Sunday 29 July 2012

Bel Ami (2012) - Declan Donnellan, Nick Ormerod


R-Pattz's love life may have taken a downturn recently, but let's hope it doesn't turn out like this.

Pattinson plays Georges Duroy, a young social-climber in 1890s Paris who sleeps his way to the top with the help of the city's wealthy and influential.  It's a typical story of sexual deviance that's been told on numerous occasions before - from Dorian Gray to Dangerous Liaisons.  Yet the narrative here is flimsy and poorly executed.  It may only be a hundred minutes long but the dull story drags, despite events transpiring far too quickly to make believable sense.  Why is Duroy helped in the first place?  It's never fully explained, whilst his political career in journalism lacks any dramatic power.  His inevitable fall from grace just doesn't fall hard enough.

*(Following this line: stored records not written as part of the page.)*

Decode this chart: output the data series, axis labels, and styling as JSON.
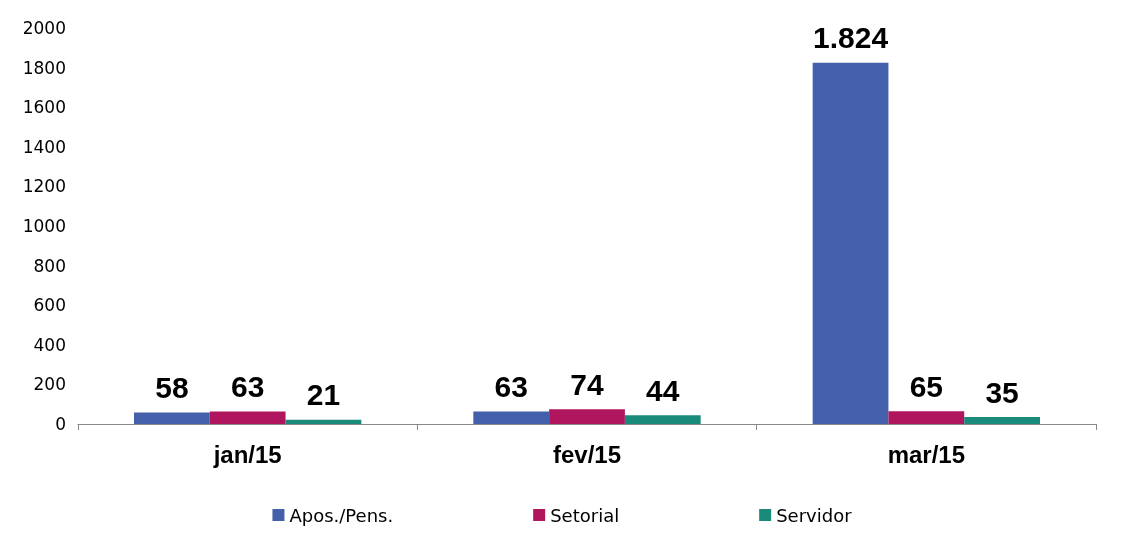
{
  "chart_data": {
    "type": "bar",
    "categories": [
      "jan/15",
      "fev/15",
      "mar/15"
    ],
    "series": [
      {
        "name": "Apos./Pens.",
        "color": "#4460ab",
        "values": [
          58,
          63,
          1824
        ],
        "value_labels": [
          "58",
          "63",
          "1.824"
        ]
      },
      {
        "name": "Setorial",
        "color": "#b0165e",
        "values": [
          63,
          74,
          65
        ],
        "value_labels": [
          "63",
          "74",
          "65"
        ]
      },
      {
        "name": "Servidor",
        "color": "#1a8a7a",
        "values": [
          21,
          44,
          35
        ],
        "value_labels": [
          "21",
          "44",
          "35"
        ]
      }
    ],
    "ylim": [
      0,
      2000
    ],
    "yticks": [
      0,
      200,
      400,
      600,
      800,
      1000,
      1200,
      1400,
      1600,
      1800,
      2000
    ],
    "grid": false,
    "legend": "bottom"
  }
}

Sex is at the heart of the film, but Pattinson lacks chemistry with any of the leading ladies.  And what a contemptuous cast of characters Donnellan and Ormerod have depicted - upper-class pompous idiots with too much money to spend on silly affairs.  Christina Ricci's Clotilde is a squealing girlish woman far too easily seduced; Scott-Thomas is breathy, overly needy and pathetic; whilst Uma Thurman plays a deceiving older woman with the voice of a chain smoker. All three, ultimately, border on the psychotic.

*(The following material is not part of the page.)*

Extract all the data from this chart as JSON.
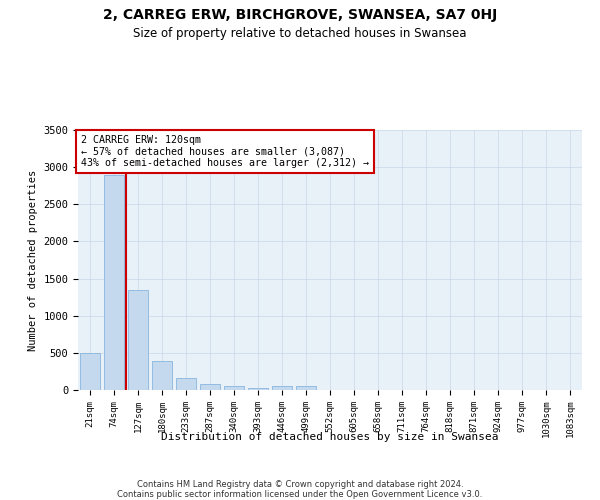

However, the plot hinges on Pattinson's Duroy, whose bedroom has a revolving door.  Why do these women fall for him?  Is he really that irresistable?  All he seems to offer is a snarling, goofy grin when what he needs is a good night's sleep to get rid of the bags under his eyes instead of getting his arse out at every opportunity.  Duroy's true cynical nature is revealed at the end - using sex and marriage to gain money, he is no better than the pantomime whores in the film's opening scene.  In playing this role, Pattinson is simply relying on his Twilight reputation rather than developing his craft.

Most crucial of all is the lack of danger and sexual tension that is so necessary in this sort of film.  That, sadly, is the fault of everyone involved.